En outre, ils se sont dit « en désaccord avec le décompte initial » et redoutent « un risque de contentieux ». Ils s'interrogent « plus particulièrement » sur la valeur juridique de la seconde liste présentée dans l’arrêté, « notamment en cas de dépôt d'un recours contentieux ».
Révisable « à tout moment »
Reste que ce texte pourra « être révisé à tout moment et en tant que de besoin », indique le ministre de la Transition écologique, dans l’arrêté. Ce n’est pas vraiment une surprise puisque Christophe Béchu l’avait, là aussi, annoncé courant avril.

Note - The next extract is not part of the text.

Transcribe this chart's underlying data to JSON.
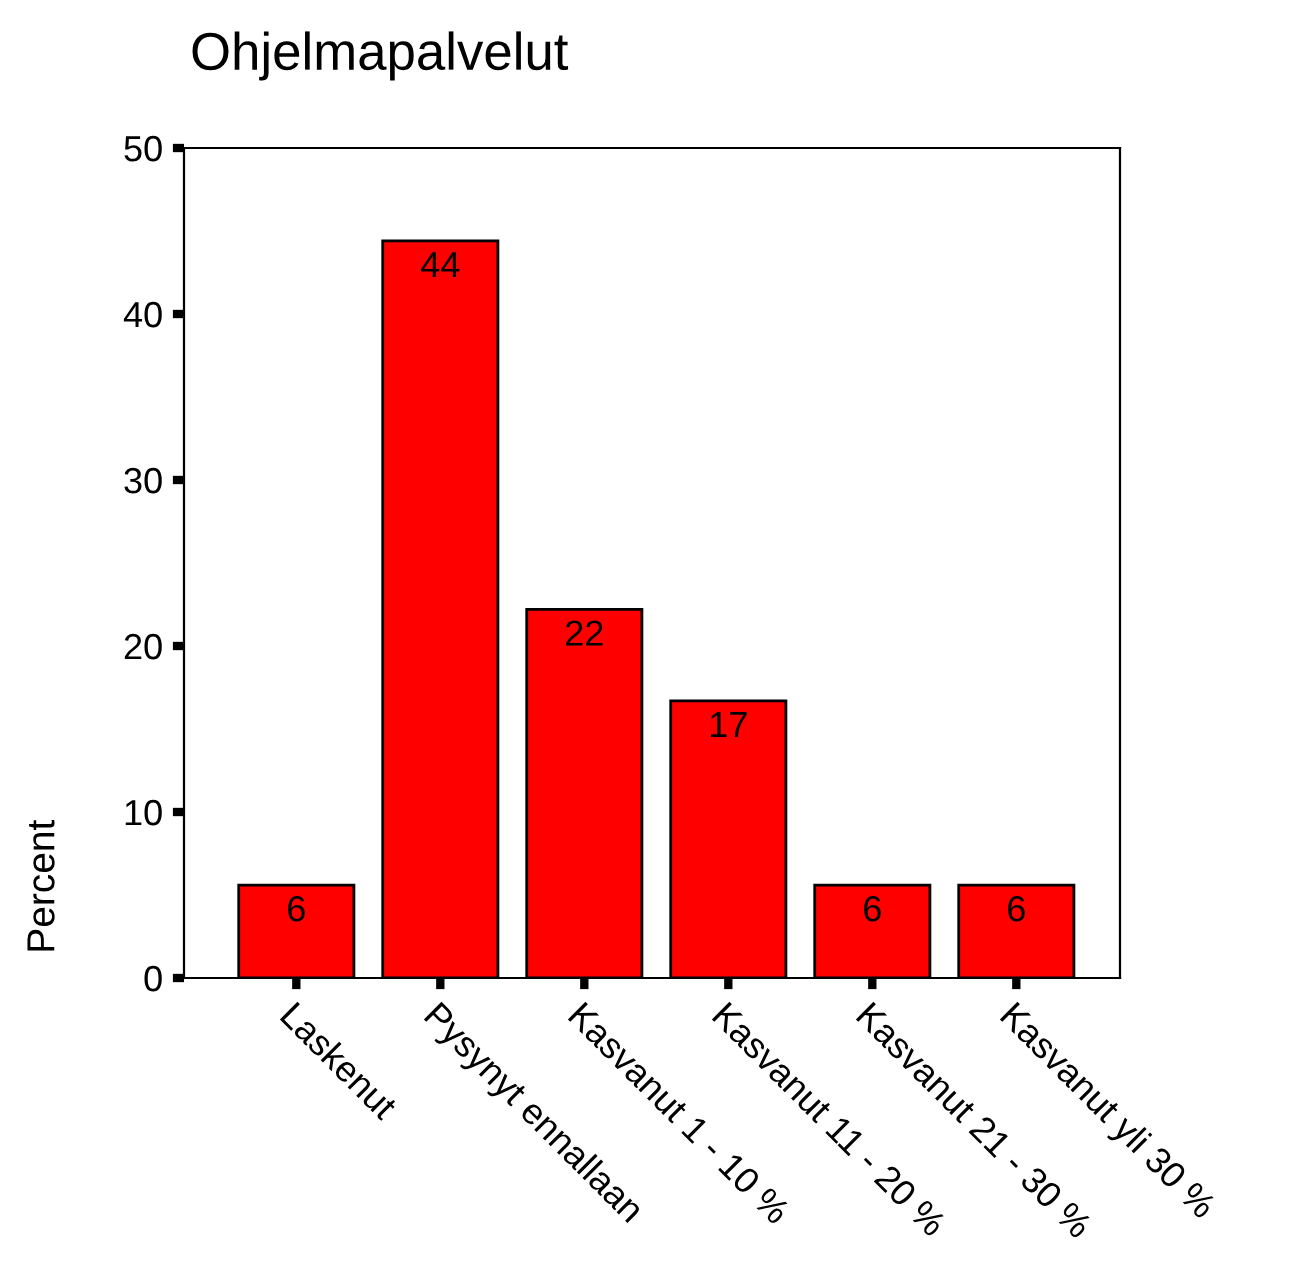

En effet, la seule première liste représenterait un total d’environ 11 900 hectares, ne laissant que 600 hectares pour l’ensemble des quelque 300 projets restants issus de la seconde liste. Pour ne pas abandonner ces derniers, le ministre de la Transition écologique avait expliqué que « le forfait de 12 500 hectares pourra être dépassé, il est évolutif, et sera remis à jour chaque année pour intégrer les nouveaux projets », et ce conformément à l’article 3 de la loi du 20 juillet 2023 qui précise bien qu’« en cas de dépassement du forfait […] le surcroît de consommation ne peut être imputé sur l'enveloppe des collectivités territoriales ou de leurs groupements ».
« Si finalement on ne réduit pas les surfaces artificialisées de 50 % sur la décennie, mais de 47 % ou 48 %, et bien j'assume ! », avait déclaré Christophe Béchu alors que le Cerema vient de dévoiler que la France artificialise toujours autour de 20 000 hectares par an, soit un ordre de grandeur similaire aux années précédentes.